Faculty backs replacing Regents

By Dina Paluzzi

A separate governing board for NIU, to replace the Board of Regents, is being advocated by the NIU American Association of University Professors and NIU faculty, an AAUP newsletter states.

The newsletter states, “It almost seems that the Regents are intent on undercutting the case for more adequate funding. Their actions certainly vindicate the AAUP and faculty in their support for a separate board sensitive to our needs and goals.”

Gordon Dorn, NIU undergraduate director of art and a member of the AAUP Executive Committee, said faculty members have held the stand for three to four years.

“We immediately supported that concept and promoted it on campus” when Sen. Pat Welch, D-Peru, introduced the idea, he said.

“There is a great deal of faculty support on campus for a separate board,” he said. “The board hasn’t been effective in representing institutional interests.”

NIU English Professor Jim Giles, also a member of the AAUP Executive Committee, said the structure of the Regents system, which oversees “three different kinds of universities,” makes it impossible for Regents to be responsive to NIU’s needs.

“We would have more responsiveness if NIU had its own board,” Giles said.

The newsletter states, “Over the past several years the Board of Regents has shown what appears to be an increasing ineptitude in its actions.” Examples cited in the newsletter were the recent decision to grant former NIU President Clyde Wingfield an $85,000 administrative leave, use of the term “surcharge” in place of “tuition increase” this year, and the 17 percent salary increase for NIU President John LaTourette.

Dorn said, “A lot of PR problems haven’t played well with the legislature.

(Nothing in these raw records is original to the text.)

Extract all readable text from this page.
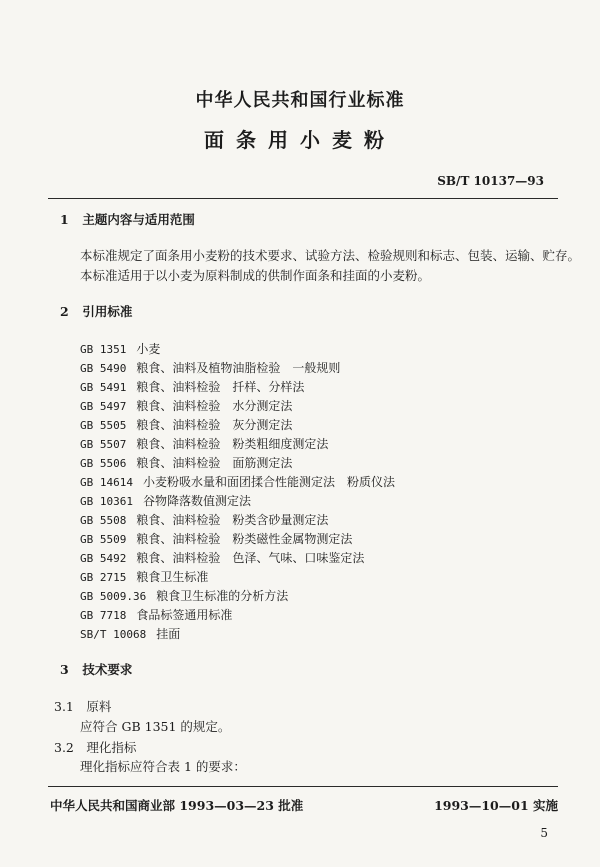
中华人民共和国行业标准
面条用小麦粉
SB/T 10137—93
1 主题内容与适用范围
本标准规定了面条用小麦粉的技术要求、试验方法、检验规则和标志、包装、运输、贮存。
本标准适用于以小麦为原料制成的供制作面条和挂面的小麦粉。
2 引用标准
GB 1351 小麦
GB 5490 粮食、油料及植物油脂检验　一般规则
GB 5491 粮食、油料检验　扦样、分样法
GB 5497 粮食、油料检验　水分测定法
GB 5505 粮食、油料检验　灰分测定法
GB 5507 粮食、油料检验　粉类粗细度测定法
GB 5506 粮食、油料检验　面筋测定法
GB 14614 小麦粉吸水量和面团揉合性能测定法　粉质仪法
GB 10361 谷物降落数值测定法
GB 5508 粮食、油料检验　粉类含砂量测定法
GB 5509 粮食、油料检验　粉类磁性金属物测定法
GB 5492 粮食、油料检验　色泽、气味、口味鉴定法
GB 2715 粮食卫生标准
GB 5009.36 粮食卫生标准的分析方法
GB 7718 食品标签通用标准
SB/T 10068 挂面
3 技术要求
3.1　 原料
应符合 GB 1351 的规定。
3.2　 理化指标
理化指标应符合表 1 的要求：
中华人民共和国商业部 1993—03—23 批准	1993—10—01 实施
5
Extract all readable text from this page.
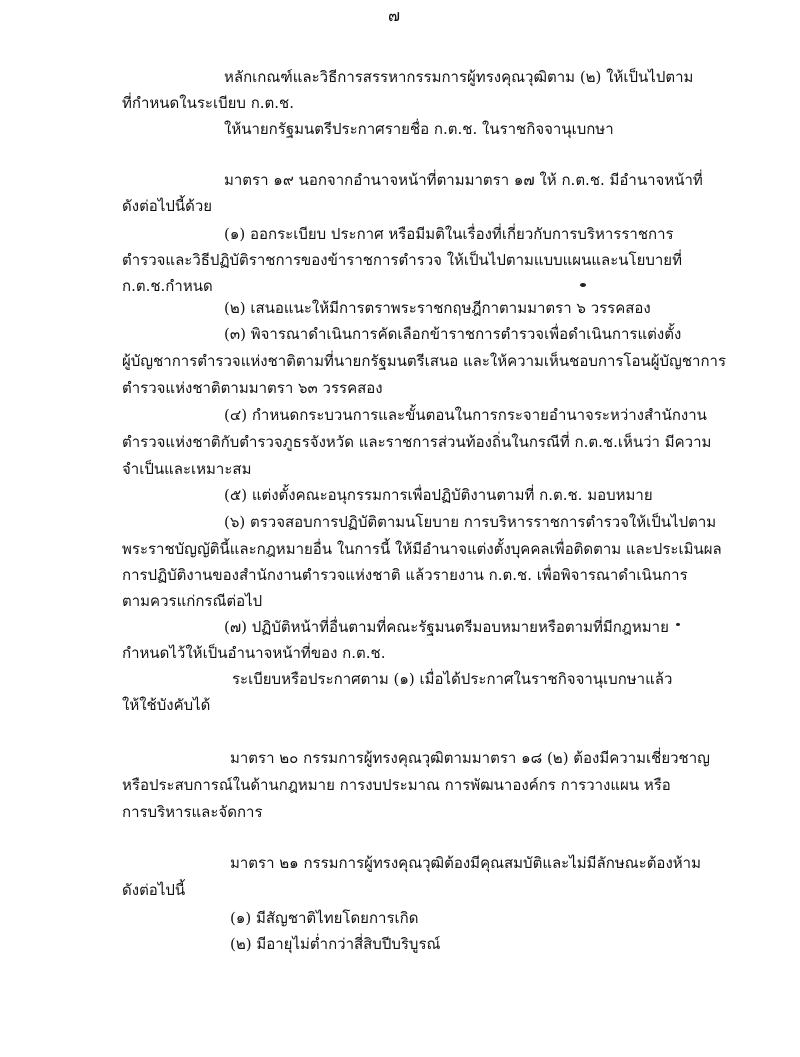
๗
หลักเกณฑ์และวิธีการสรรหากรรมการผู้ทรงคุณวุฒิตาม (๒) ให้เป็นไปตาม
ที่กำหนดในระเบียบ ก.ต.ช.
ให้นายกรัฐมนตรีประกาศรายชื่อ ก.ต.ช. ในราชกิจจานุเบกษา
มาตรา ๑๙ นอกจากอำนาจหน้าที่ตามมาตรา ๑๗ ให้ ก.ต.ช. มีอำนาจหน้าที่
ดังต่อไปนี้ด้วย
(๑) ออกระเบียบ ประกาศ หรือมีมติในเรื่องที่เกี่ยวกับการบริหารราชการ
ตำรวจและวิธีปฏิบัติราชการของข้าราชการตำรวจ ให้เป็นไปตามแบบแผนและนโยบายที่
ก.ต.ช.กำหนด
(๒) เสนอแนะให้มีการตราพระราชกฤษฎีกาตามมาตรา ๖ วรรคสอง
(๓) พิจารณาดำเนินการคัดเลือกข้าราชการตำรวจเพื่อดำเนินการแต่งตั้ง
ผู้บัญชาการตำรวจแห่งชาติตามที่นายกรัฐมนตรีเสนอ และให้ความเห็นชอบการโอนผู้บัญชาการ
ตำรวจแห่งชาติตามมาตรา ๖๓ วรรคสอง
(๔) กำหนดกระบวนการและขั้นตอนในการกระจายอำนาจระหว่างสำนักงาน
ตำรวจแห่งชาติกับตำรวจภูธรจังหวัด และราชการส่วนท้องถิ่นในกรณีที่ ก.ต.ช.เห็นว่า มีความ
จำเป็นและเหมาะสม
(๕) แต่งตั้งคณะอนุกรรมการเพื่อปฏิบัติงานตามที่ ก.ต.ช. มอบหมาย
(๖) ตรวจสอบการปฏิบัติตามนโยบาย การบริหารราชการตำรวจให้เป็นไปตาม
พระราชบัญญัตินี้และกฎหมายอื่น ในการนี้ ให้มีอำนาจแต่งตั้งบุคคลเพื่อติดตาม และประเมินผล
การปฏิบัติงานของสำนักงานตำรวจแห่งชาติ แล้วรายงาน ก.ต.ช. เพื่อพิจารณาดำเนินการ
ตามควรแก่กรณีต่อไป
(๗) ปฏิบัติหน้าที่อื่นตามที่คณะรัฐมนตรีมอบหมายหรือตามที่มีกฎหมาย
กำหนดไว้ให้เป็นอำนาจหน้าที่ของ ก.ต.ช.
ระเบียบหรือประกาศตาม (๑) เมื่อได้ประกาศในราชกิจจานุเบกษาแล้ว
ให้ใช้บังคับได้
มาตรา ๒๐ กรรมการผู้ทรงคุณวุฒิตามมาตรา ๑๘ (๒) ต้องมีความเชี่ยวชาญ
หรือประสบการณ์ในด้านกฎหมาย การงบประมาณ การพัฒนาองค์กร การวางแผน หรือ
การบริหารและจัดการ
มาตรา ๒๑ กรรมการผู้ทรงคุณวุฒิต้องมีคุณสมบัติและไม่มีลักษณะต้องห้าม
ดังต่อไปนี้
(๑) มีสัญชาติไทยโดยการเกิด
(๒) มีอายุไม่ต่ำกว่าสี่สิบปีบริบูรณ์
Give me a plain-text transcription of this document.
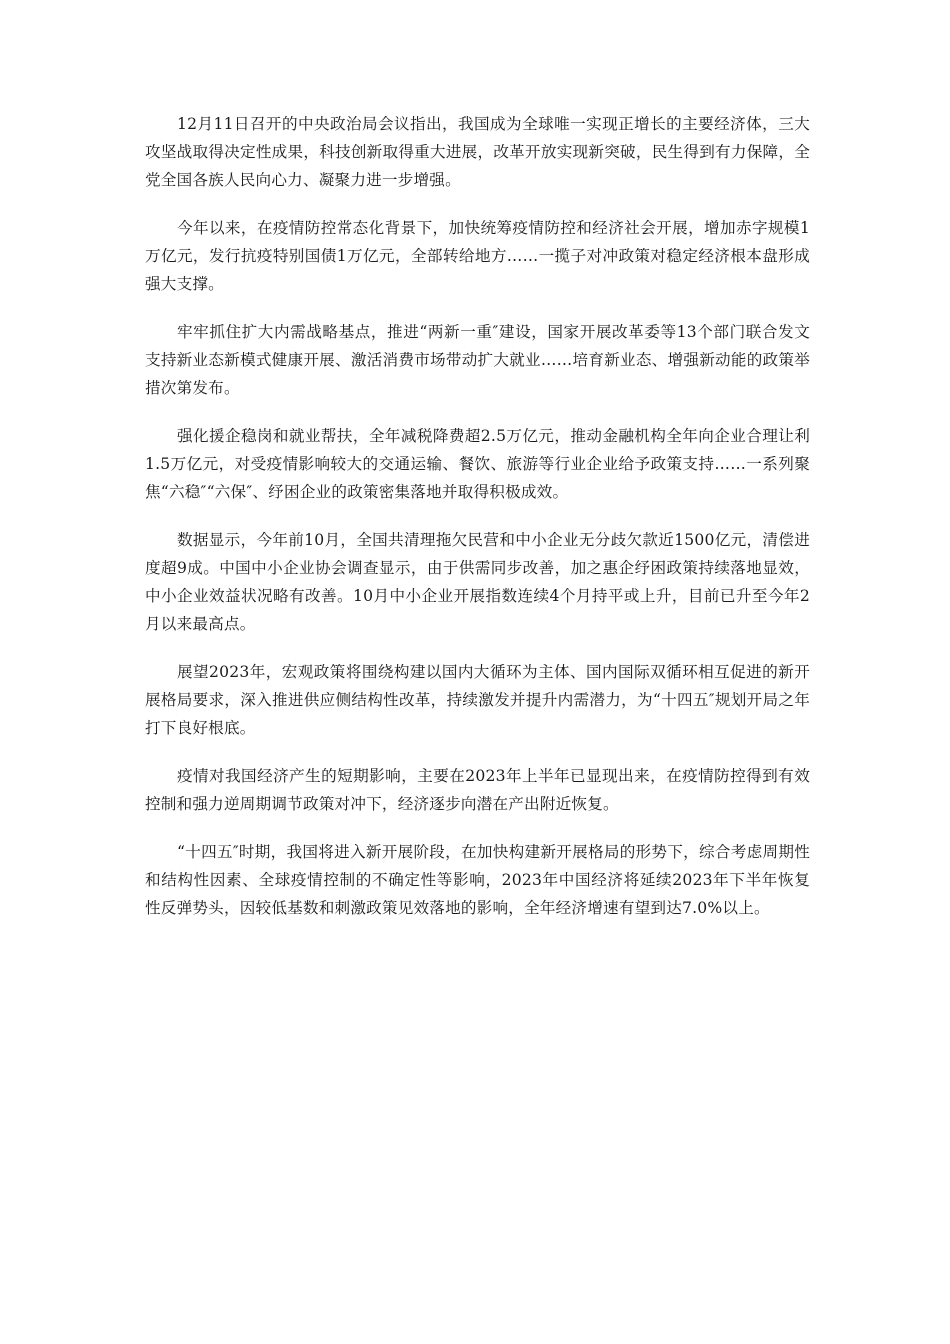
12月11日召开的中央政治局会议指出，我国成为全球唯一实现正增长的主要经济体，三大攻坚战取得决定性成果，科技创新取得重大进展，改革开放实现新突破，民生得到有力保障，全党全国各族人民向心力、凝聚力进一步增强。

今年以来，在疫情防控常态化背景下，加快统筹疫情防控和经济社会开展，增加赤字规模1万亿元，发行抗疫特别国债1万亿元，全部转给地方……一揽子对冲政策对稳定经济根本盘形成强大支撑。

牢牢抓住扩大内需战略基点，推进“两新一重″建设，国家开展改革委等13个部门联合发文支持新业态新模式健康开展、激活消费市场带动扩大就业……培育新业态、增强新动能的政策举措次第发布。

强化援企稳岗和就业帮扶，全年减税降费超2.5万亿元，推动金融机构全年向企业合理让利1.5万亿元，对受疫情影响较大的交通运输、餐饮、旅游等行业企业给予政策支持……一系列聚焦“六稳″“六保″、纾困企业的政策密集落地并取得积极成效。

数据显示，今年前10月，全国共清理拖欠民营和中小企业无分歧欠款近1500亿元，清偿进度超9成。中国中小企业协会调查显示，由于供需同步改善，加之惠企纾困政策持续落地显效，中小企业效益状况略有改善。10月中小企业开展指数连续4个月持平或上升，目前已升至今年2月以来最高点。

展望2023年，宏观政策将围绕构建以国内大循环为主体、国内国际双循环相互促进的新开展格局要求，深入推进供应侧结构性改革，持续激发并提升内需潜力，为“十四五″规划开局之年打下良好根底。

疫情对我国经济产生的短期影响，主要在2023年上半年已显现出来，在疫情防控得到有效控制和强力逆周期调节政策对冲下，经济逐步向潜在产出附近恢复。

“十四五″时期，我国将进入新开展阶段，在加快构建新开展格局的形势下，综合考虑周期性和结构性因素、全球疫情控制的不确定性等影响，2023年中国经济将延续2023年下半年恢复性反弹势头，因较低基数和刺激政策见效落地的影响，全年经济增速有望到达7.0%以上。
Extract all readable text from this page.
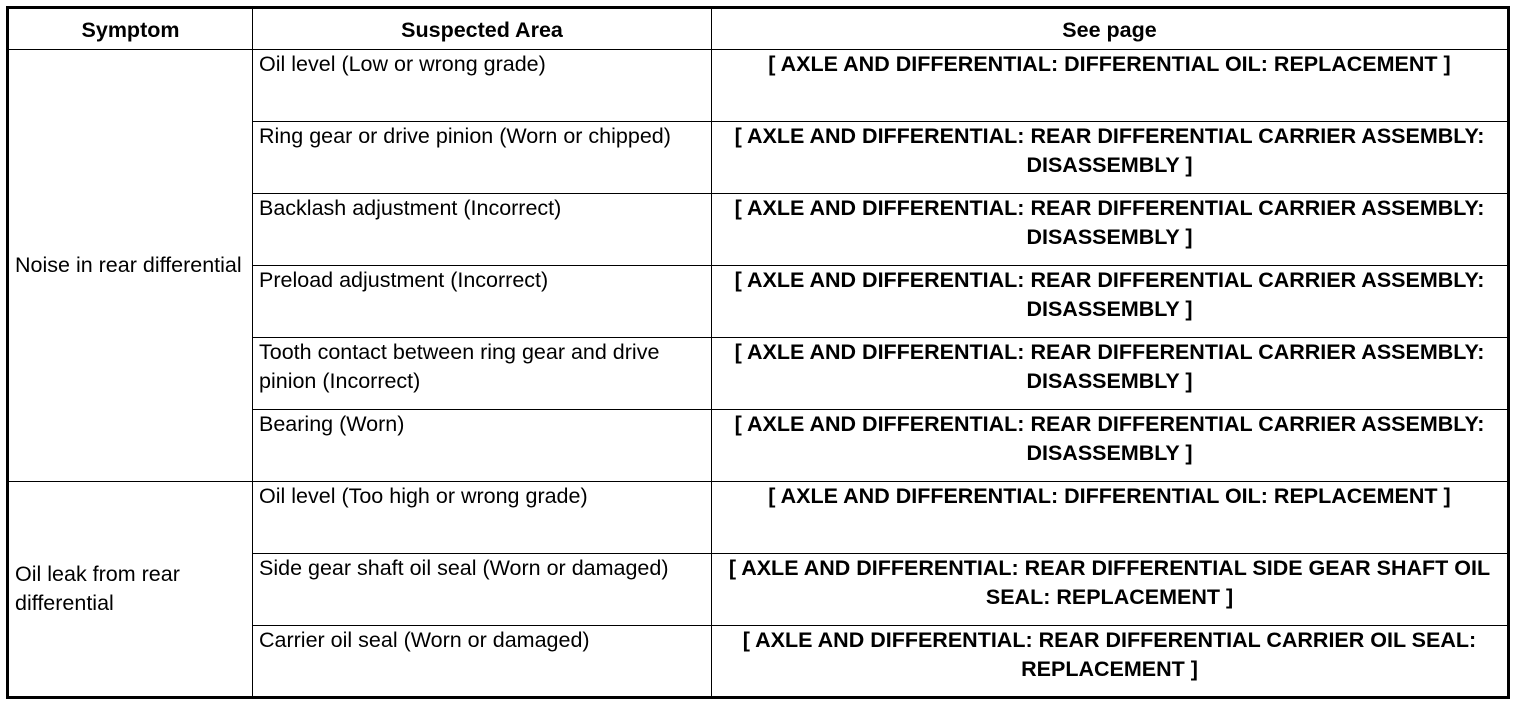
Symptom	Suspected Area	See page
Noise in rear differential	Oil level (Low or wrong grade)	[ AXLE AND DIFFERENTIAL: DIFFERENTIAL OIL: REPLACEMENT ]
	Ring gear or drive pinion (Worn or chipped)	[ AXLE AND DIFFERENTIAL: REAR DIFFERENTIAL CARRIER ASSEMBLY: DISASSEMBLY ]
	Backlash adjustment (Incorrect)	[ AXLE AND DIFFERENTIAL: REAR DIFFERENTIAL CARRIER ASSEMBLY: DISASSEMBLY ]
	Preload adjustment (Incorrect)	[ AXLE AND DIFFERENTIAL: REAR DIFFERENTIAL CARRIER ASSEMBLY: DISASSEMBLY ]
	Tooth contact between ring gear and drive pinion (Incorrect)	[ AXLE AND DIFFERENTIAL: REAR DIFFERENTIAL CARRIER ASSEMBLY: DISASSEMBLY ]
	Bearing (Worn)	[ AXLE AND DIFFERENTIAL: REAR DIFFERENTIAL CARRIER ASSEMBLY: DISASSEMBLY ]
Oil leak from rear differential	Oil level (Too high or wrong grade)	[ AXLE AND DIFFERENTIAL: DIFFERENTIAL OIL: REPLACEMENT ]
	Side gear shaft oil seal (Worn or damaged)	[ AXLE AND DIFFERENTIAL: REAR DIFFERENTIAL SIDE GEAR SHAFT OIL SEAL: REPLACEMENT ]
	Carrier oil seal (Worn or damaged)	[ AXLE AND DIFFERENTIAL: REAR DIFFERENTIAL CARRIER OIL SEAL: REPLACEMENT ]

Consequently, we feel part of the problem with funding is related to the problem with how the board is perceived by representatives in Springfield.”

Giles said he has thought the Regents were inept to deal with NIU concerns “way before” any of the examples cited in the newsletter occurred. His feelings began when Wingfield was fired as NIU president and LaTourette was hired without the consultation of NIU faculty members, he said.

Giles said he was “furious that Regents (made LaTourette president) without consulting anyone with the university. It has nothing to do with my opinion of Wingfield or LaTourette.”

Dorn said faculty members are “very concerned with low (faculty) salaries that exist at NIU.”